Nosotros pagamos. Ustedes encuentran la forma y los medios. La capucha empezó a desvanecerse. —¿Cómo puedo contactar con ustedes? —preguntó Downey. Ya nos pondremos en contacto nosotros. Sabemos dónde encontrarlo. Sabemos dónde encontrar a todo el mundo. La figura se desvaneció. En el mismo momento la puerta se abrió de golpe y en el umbral apareció la figura consternada del señor Winvoe, el tesorero del Gremio. —¡Perdone, milord, pero de verdad que tenía que subir! —Tiró un puñado de discos sobre el escritorio—. ¡Mírelos! Downey cogió con cuidado un círculo dorado. Parecía una moneda pequeña, pero… —¡No están inscritas! —exclamó Winvoe—. ¡No hay cara ni cruz ni cordoncillo! ¡Es un disco liso! ¡Son todos discos lisos! Downey abrió la boca para decir: « ¿Sin valor?» . Se dio cuenta de que estaba medio esperando a que ese fuera el caso. Si aquellos tipos, quienes quiera que fuesen, les habían pagado con metal sin valor, entonces no había ni un atisbo de contrato. Pero se daba cuenta de que aquel no era el caso. Los Asesinos del Gremio aprendían a reconocer el dinero al principio de su carrera. —Discos lisos —dijo— de oro puro. Winvoe asintió en silencio. —Nos sirven —dijo Downey. —¡Tiene que ser mágico! —dijo Winvoe—. ¡Y nosotros nunca aceptamos dinero mágico! Downey hizo botar la moneda sobre el escritorio un par de veces. Hacía un ruido sordo satisfactoriamente pesado. No era mágico. El dinero mágico parecía de verdad, porque su finalidad no era otra que engañar.
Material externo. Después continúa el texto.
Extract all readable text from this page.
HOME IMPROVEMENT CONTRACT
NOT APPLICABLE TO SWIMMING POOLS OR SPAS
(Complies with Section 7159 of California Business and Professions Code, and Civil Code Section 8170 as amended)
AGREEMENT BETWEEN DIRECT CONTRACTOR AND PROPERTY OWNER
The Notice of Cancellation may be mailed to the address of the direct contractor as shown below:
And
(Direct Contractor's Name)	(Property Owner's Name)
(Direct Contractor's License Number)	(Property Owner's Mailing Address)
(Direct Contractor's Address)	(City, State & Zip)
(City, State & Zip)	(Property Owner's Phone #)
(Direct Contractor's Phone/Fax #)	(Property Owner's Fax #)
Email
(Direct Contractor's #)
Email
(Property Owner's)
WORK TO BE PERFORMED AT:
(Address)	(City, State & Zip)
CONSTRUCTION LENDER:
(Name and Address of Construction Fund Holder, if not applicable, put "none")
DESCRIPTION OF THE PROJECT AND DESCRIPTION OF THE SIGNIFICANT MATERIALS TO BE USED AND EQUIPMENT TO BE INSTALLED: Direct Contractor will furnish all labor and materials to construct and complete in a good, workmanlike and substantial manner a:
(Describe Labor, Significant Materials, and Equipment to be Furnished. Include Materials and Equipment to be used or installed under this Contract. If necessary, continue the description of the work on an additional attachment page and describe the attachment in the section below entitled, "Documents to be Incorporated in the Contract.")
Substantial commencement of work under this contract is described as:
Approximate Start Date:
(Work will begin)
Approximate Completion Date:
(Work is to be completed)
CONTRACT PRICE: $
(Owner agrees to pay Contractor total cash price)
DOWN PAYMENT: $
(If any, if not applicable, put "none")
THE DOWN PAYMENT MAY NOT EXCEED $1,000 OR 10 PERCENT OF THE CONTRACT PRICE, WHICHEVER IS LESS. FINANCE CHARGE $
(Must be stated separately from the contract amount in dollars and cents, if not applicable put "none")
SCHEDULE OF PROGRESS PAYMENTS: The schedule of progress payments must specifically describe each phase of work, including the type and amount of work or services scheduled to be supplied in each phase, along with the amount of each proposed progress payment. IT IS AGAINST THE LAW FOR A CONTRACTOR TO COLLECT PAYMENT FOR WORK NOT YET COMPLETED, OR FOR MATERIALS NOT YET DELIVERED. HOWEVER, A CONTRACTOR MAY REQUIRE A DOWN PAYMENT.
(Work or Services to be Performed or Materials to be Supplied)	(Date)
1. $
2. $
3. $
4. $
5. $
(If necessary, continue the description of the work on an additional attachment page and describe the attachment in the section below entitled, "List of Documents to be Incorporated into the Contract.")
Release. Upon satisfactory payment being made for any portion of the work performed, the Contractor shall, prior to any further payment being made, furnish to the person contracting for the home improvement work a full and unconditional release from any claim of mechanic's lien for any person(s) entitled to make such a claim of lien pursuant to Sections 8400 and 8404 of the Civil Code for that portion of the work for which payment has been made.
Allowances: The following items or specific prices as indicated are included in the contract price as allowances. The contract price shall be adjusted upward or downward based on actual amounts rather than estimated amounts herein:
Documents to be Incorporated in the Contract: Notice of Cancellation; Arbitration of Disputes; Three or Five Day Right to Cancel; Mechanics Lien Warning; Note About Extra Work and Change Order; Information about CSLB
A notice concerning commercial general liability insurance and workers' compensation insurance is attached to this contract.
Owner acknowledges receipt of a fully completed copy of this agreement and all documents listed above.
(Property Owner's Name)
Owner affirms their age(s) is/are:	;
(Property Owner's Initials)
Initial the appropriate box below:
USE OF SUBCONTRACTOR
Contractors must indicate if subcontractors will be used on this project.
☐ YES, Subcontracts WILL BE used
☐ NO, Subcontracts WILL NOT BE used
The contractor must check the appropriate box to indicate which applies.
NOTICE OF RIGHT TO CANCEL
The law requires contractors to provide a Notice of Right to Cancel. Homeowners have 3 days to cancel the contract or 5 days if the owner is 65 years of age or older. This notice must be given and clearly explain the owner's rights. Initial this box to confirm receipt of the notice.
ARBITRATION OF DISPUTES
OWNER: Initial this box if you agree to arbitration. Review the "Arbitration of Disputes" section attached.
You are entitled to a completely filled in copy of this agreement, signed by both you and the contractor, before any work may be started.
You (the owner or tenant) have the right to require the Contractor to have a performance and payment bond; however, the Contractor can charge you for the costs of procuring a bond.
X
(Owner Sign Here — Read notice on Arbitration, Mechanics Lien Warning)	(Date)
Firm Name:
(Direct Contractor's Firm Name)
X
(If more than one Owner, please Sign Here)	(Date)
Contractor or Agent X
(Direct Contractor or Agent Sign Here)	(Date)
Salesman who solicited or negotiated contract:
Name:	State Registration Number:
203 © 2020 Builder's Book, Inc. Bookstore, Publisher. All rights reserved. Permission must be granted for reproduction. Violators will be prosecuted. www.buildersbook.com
Pero aquello no necesitaba imitar algo tan humano y adulterado como las simples monedas. Esto es oro, le decía a sus dedos. Tómalo o déjalo. Downey se sentó y pensó mientras Winvoe permanecía de pie y se preocupaba. —Nos lo quedamos —dijo. —Pero… —Gracias, señor Winvoe. Es mi decisión —dijo Downey. Se quedó mirando al vacío un momento y luego sonrió—. ¿Está todavía en el edificio el señor Teatime? Winvoe retrocedió un paso. —Yo creía que el Consejo había acordado expulsarlo —dijo en tono envarado —. Después de aquel asunto de… —El señor Teatime no ve el mundo de la misma forma que otra gente —dijo Downey, recogiendo el dibujo de su escritorio y mirándolo con cara pensativa. —Bueno, ciertamente, creo que en eso lleva usted razón. —Por favor, hágalo subir. El Gremio atraía a toda clase de gente, pensó Downey. Se encontró a sí mismo preguntándose cómo había llegado a atraer a Winvoe, por ejemplo. Costaba imaginarlo apuñalando a alguien en el corazón, no fuera a ser que manchara de sangre la cartera de la víctima. Mientras que el señor Teatime… El problema era que el Gremio cogía a niños y les daba una educación espléndida y de paso les enseñaba a matar, de forma limpia y desapasionada, por dinero y por el bien de la sociedad, o por lo menos de aquella parte de la sociedad que tenía dinero, ¿y qué otra clase de sociedad existía? Pero muy de vez en cuando uno descubría que le había salido alguien como el señor Teatime, para quien el dinero era una mera distracción. El señor Teatime tenía una mente realmente brillante, pero era brillante igual que lo es un espejo roto, lleno de facetas maravillosas e irisadas, pero a fin de cuentas también roto. El señor Teatime disfrutaba demasiado con lo suy o. Y también con lo de los demás. Downey había decidido en privado que muy pronto el señor Teatime se iba a topar con un accidente. Igual que mucha gente que carecía de moral, el señor Downey sí tenía principios, y Teatime le repelía. El asesinato era un juego meticuloso, que normalmente se jugaba contra gente que conocía las normas o que por lo menos se podía permitir los servicios de quienes las conocían. Un asesinato limpio era algo muy satisfactorio. Lo que supuestamente no tenía que haber era placer en matar de forma sucia.

Esas cosas daban que hablar a la gente.